Computers have created a major societal change. The reason is that you can do more work with fewer people. That’s really the entire value of a computer—it can do a lot of work, really fast. If a person was to do, by hand, all the math that a computer does just when it starts up, it would probably take the rest of that person’s life.

So that’s great.

Problem is, they break. They break all the time. If anything in my house broke as frequently as my computer, I would return it. Most of the people that I know, their computer crashes at least once a day. Almost every day, I see a computer break in a way that I’ve never seen before. That’s been pretty much every day since I was about eight years old, so I’ve probably seen a computer break over 41,000 different ways, now.

That’s not great.

Why do computers break so much? For software, there’s one reason, and one reason only. Bad programmers.

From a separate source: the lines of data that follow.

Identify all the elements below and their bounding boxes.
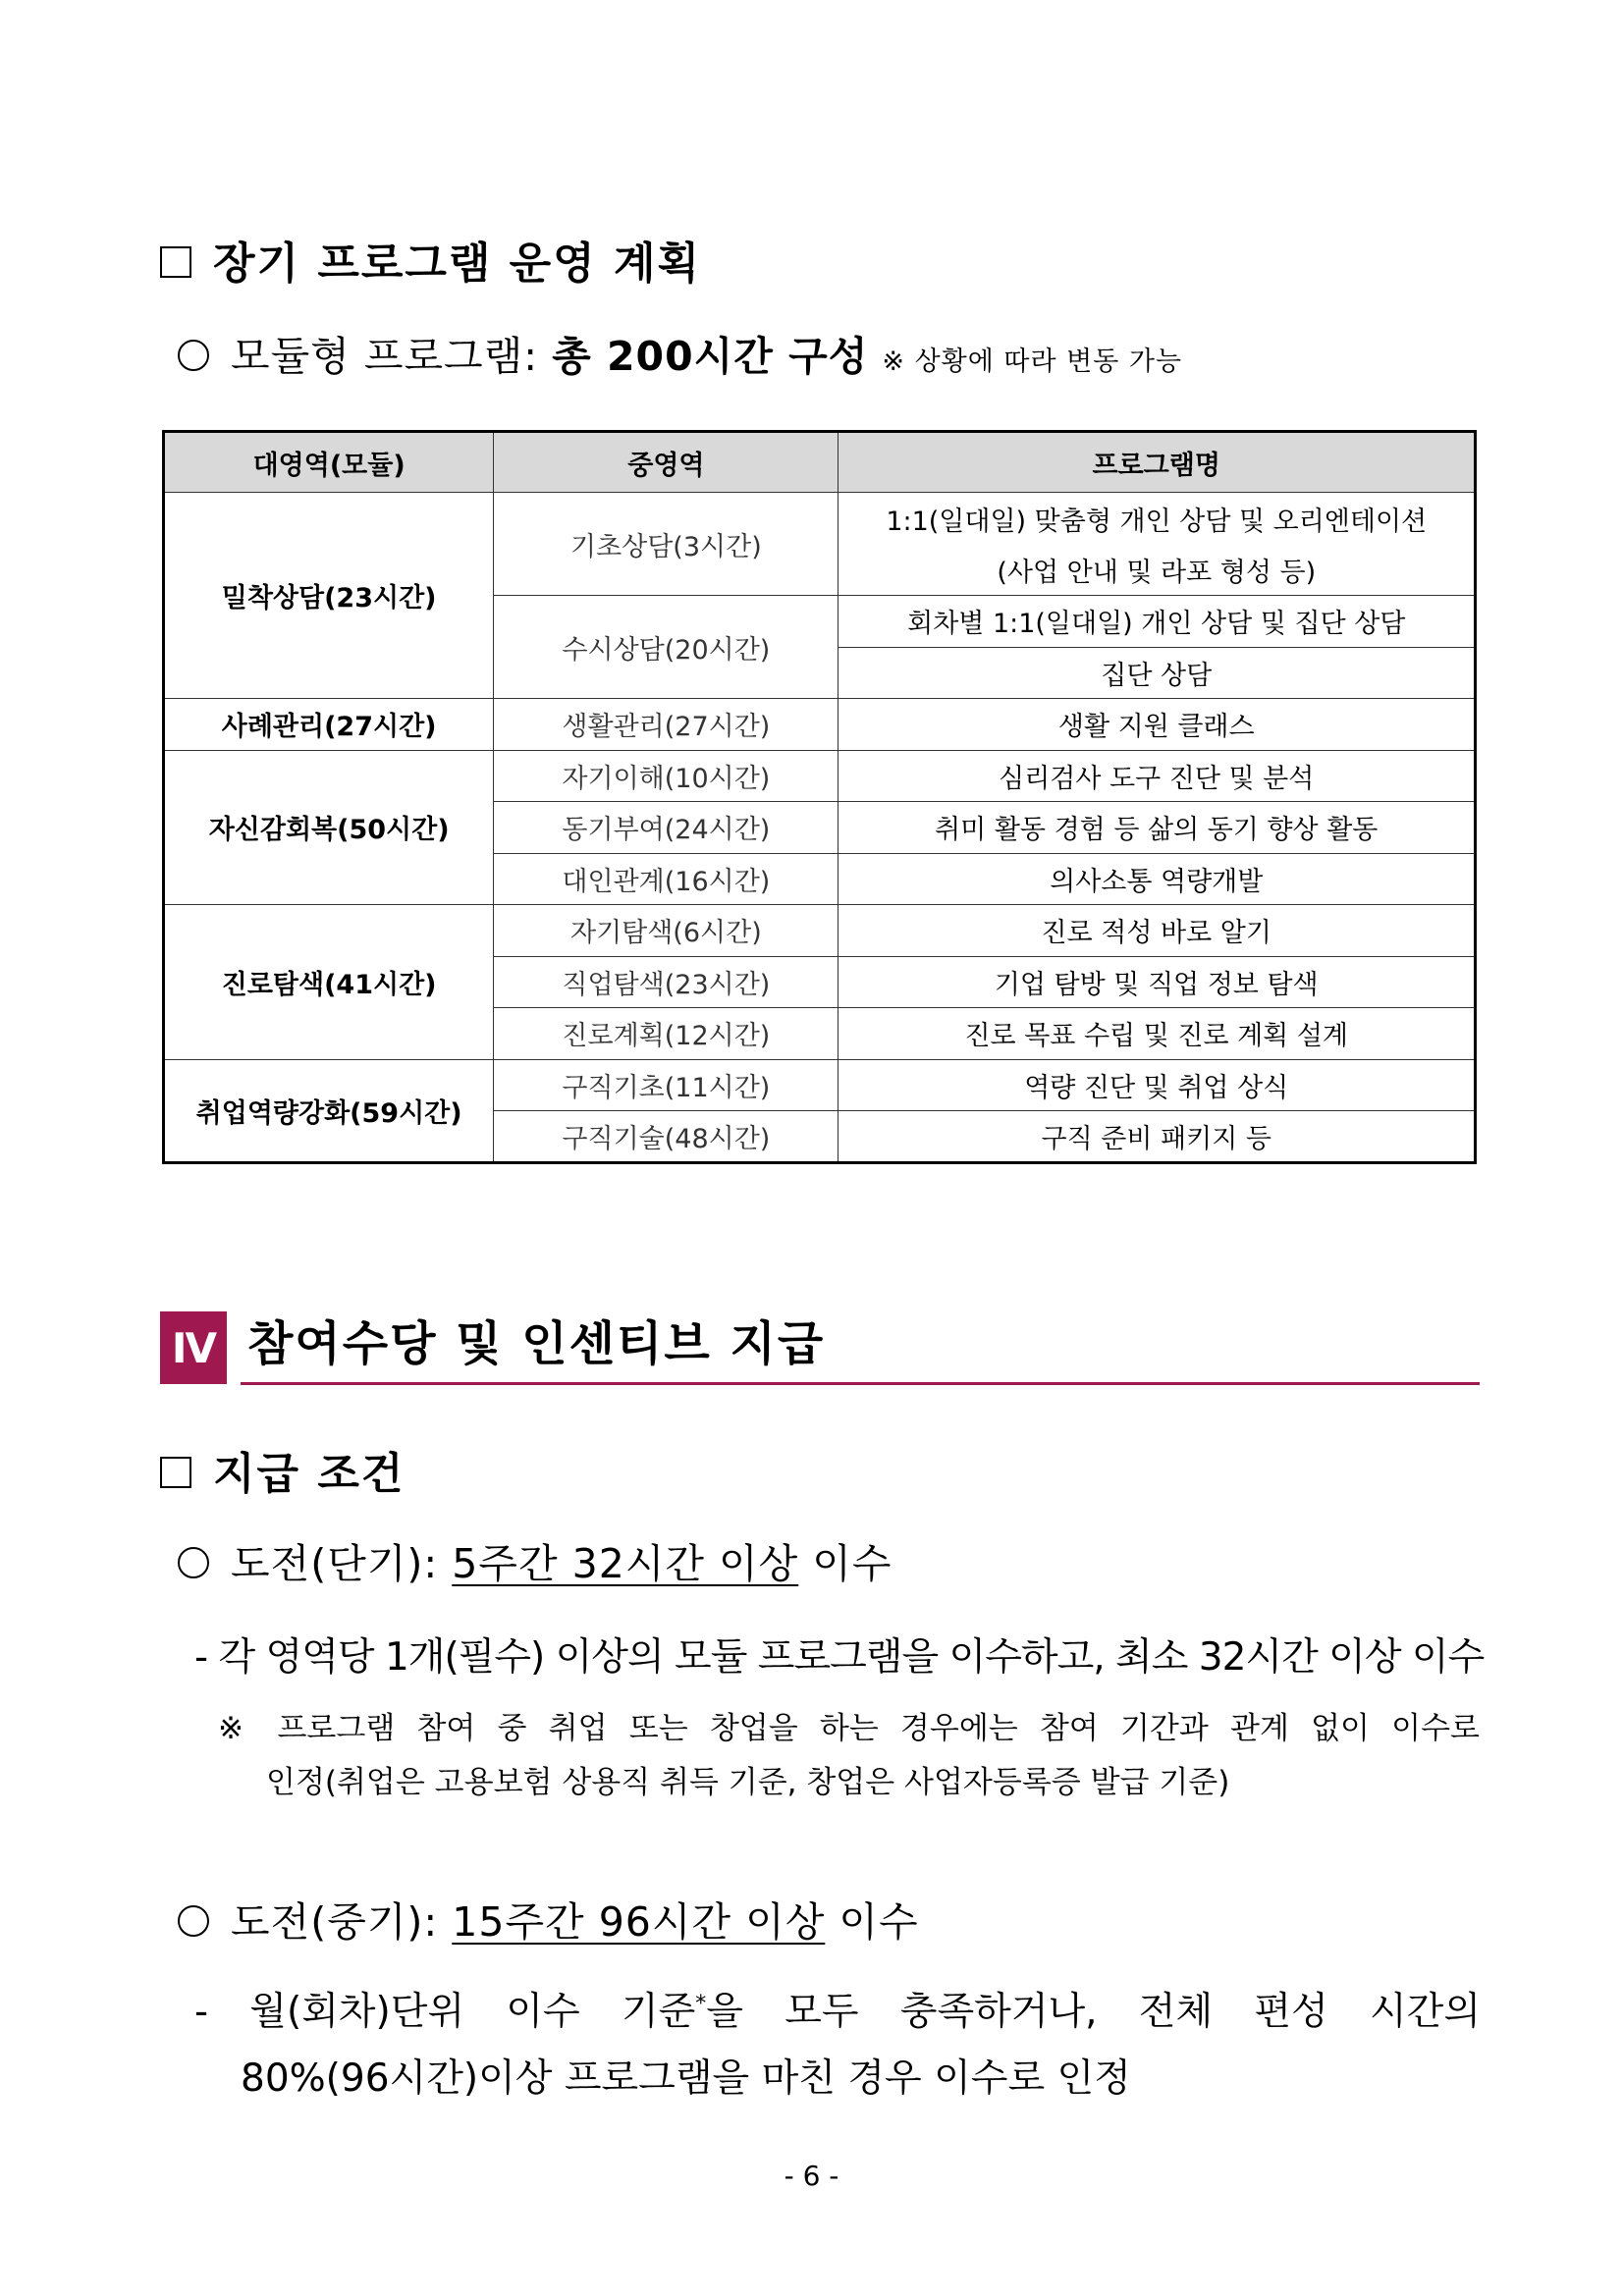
program-cell: 역량 진단 및 취업 상식: [839, 1059, 1476, 1111]
short-term-detail: - 각 영역당 1개(필수) 이상의 모듈 프로그램을 이수하고, 최소 32시간 이상 이수: [194, 1635, 1485, 1680]
mid-cell: 기초상담(3시간): [494, 493, 839, 596]
program-cell: 기업 탐방 및 직업 정보 탐색: [839, 956, 1476, 1008]
square-bullet-icon: [160, 246, 191, 278]
mid-cell: 진로계획(12시간): [494, 1008, 839, 1060]
square-bullet-icon: [160, 1457, 191, 1488]
mid-cell: 자기탐색(6시간): [494, 905, 839, 957]
mid-term-detail: - 월(회차)단위 이수 기준*을 모두 충족하거나, 전체 편성 시간의 80%(96시간)이상 프로그램을 마친 경우 이수로 인정: [194, 1990, 1481, 2101]
section-number-badge: Ⅳ: [160, 1311, 227, 1384]
section-heading-program-plan: 장기 프로그램 운영 계획: [160, 228, 701, 291]
table-row: [164, 699, 1476, 751]
table-row: [164, 1059, 1476, 1111]
program-table: [162, 430, 1477, 1164]
col-header-major: 대영역(모듈): [164, 432, 494, 493]
section-heading-payment-conditions: 지급 조건: [160, 1438, 405, 1501]
mid-cell: 대인관계(16시간): [494, 853, 839, 905]
major-cell: 밀착상담(23시간): [164, 493, 494, 699]
program-cell: 진로 적성 바로 알기: [839, 905, 1476, 957]
mid-cell: 직업탐색(23시간): [494, 956, 839, 1008]
mid-cell: 구직기초(11시간): [494, 1059, 839, 1111]
program-cell: 의사소통 역량개발: [839, 853, 1476, 905]
program-cell: 취미 활동 경험 등 삶의 동기 향상 활동: [839, 802, 1476, 854]
major-cell: 진로탐색(41시간): [164, 905, 494, 1060]
short-term-condition: 도전(단기): 5주간 32시간 이상 이수: [178, 1531, 893, 1589]
section-divider: [241, 1382, 1480, 1385]
page-number: - 6 -: [784, 2160, 839, 2192]
table-row: [164, 905, 1476, 957]
program-cell: 회차별 1:1(일대일) 개인 상담 및 집단 상담: [839, 596, 1476, 648]
program-cell: 생활 지원 클래스: [839, 699, 1476, 751]
col-header-mid: 중영역: [494, 432, 839, 493]
program-cell: 구직 준비 패키지 등: [839, 1111, 1476, 1163]
variation-note: ※ 상황에 따라 변동 가능: [882, 347, 1183, 377]
major-cell: 자신감회복(50시간): [164, 750, 494, 905]
major-cell: 사례관리(27시간): [164, 699, 494, 751]
program-cell: (사업 안내 및 라포 형성 등): [839, 544, 1476, 596]
total-hours: 총 200시간 구성: [552, 333, 869, 380]
section-title: 참여수당 및 인센티브 지급: [247, 1316, 826, 1371]
program-cell: 1:1(일대일) 맞춤형 개인 상담 및 오리엔테이션: [839, 493, 1476, 545]
table-row: [164, 493, 1476, 545]
circle-bullet-icon: [178, 1905, 209, 1937]
mid-term-requirement: 15주간 96시간 이상: [452, 1898, 826, 1946]
mid-cell: 생활관리(27시간): [494, 699, 839, 751]
short-term-requirement: 5주간 32시간 이상: [452, 1540, 799, 1587]
table-header-row: [164, 432, 1476, 493]
program-cell: 집단 상담: [839, 647, 1476, 699]
circle-bullet-icon: [178, 1547, 209, 1578]
program-cell: 진로 목표 수립 및 진로 계획 설계: [839, 1008, 1476, 1060]
short-term-note: ※ 프로그램 참여 중 취업 또는 창업을 하는 경우에는 참여 기간과 관계 없이 이수로 인정(취업은 고용보험 상용직 취득 기준, 창업은 사업자등록증 발급 기준): [218, 1711, 1480, 1800]
program-cell: 심리검사 도구 진단 및 분석: [839, 750, 1476, 802]
mid-cell: 구직기술(48시간): [494, 1111, 839, 1163]
circle-bullet-icon: [178, 340, 209, 371]
module-program-line: 모듈형 프로그램: 총 200시간 구성 ※ 상황에 따라 변동 가능: [178, 324, 1182, 382]
mid-term-condition: 도전(중기): 15주간 96시간 이상 이수: [178, 1890, 919, 1948]
major-cell: 취업역량강화(59시간): [164, 1059, 494, 1162]
col-header-program: 프로그램명: [839, 432, 1476, 493]
mid-cell: 동기부여(24시간): [494, 802, 839, 854]
mid-cell: 자기이해(10시간): [494, 750, 839, 802]
table-row: [164, 750, 1476, 802]
mid-cell: 수시상담(20시간): [494, 596, 839, 699]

Now, I didn’t used to be a programmer, and so I wondered about this sort of thing. I suspected that there were bad programmers, but it was sort of like blaming “witches” for a bad crop harvest. I didn’t really know anything about the subject, so there was some reasonable doubt.

Now that I am a programmer, and I have worked for a long time in a professional setting, and have talked extensively to other people who have been professional programmers for a long time, I can confirm that it really is bad programmers.

So, what is a bad programmer and why would somebody be one? This term, “bad programmer,” is pretty ambiguous. Also, most of the people I’ve ever met aren’t totally illogical, so there must be some reason why they would do “bad” programming.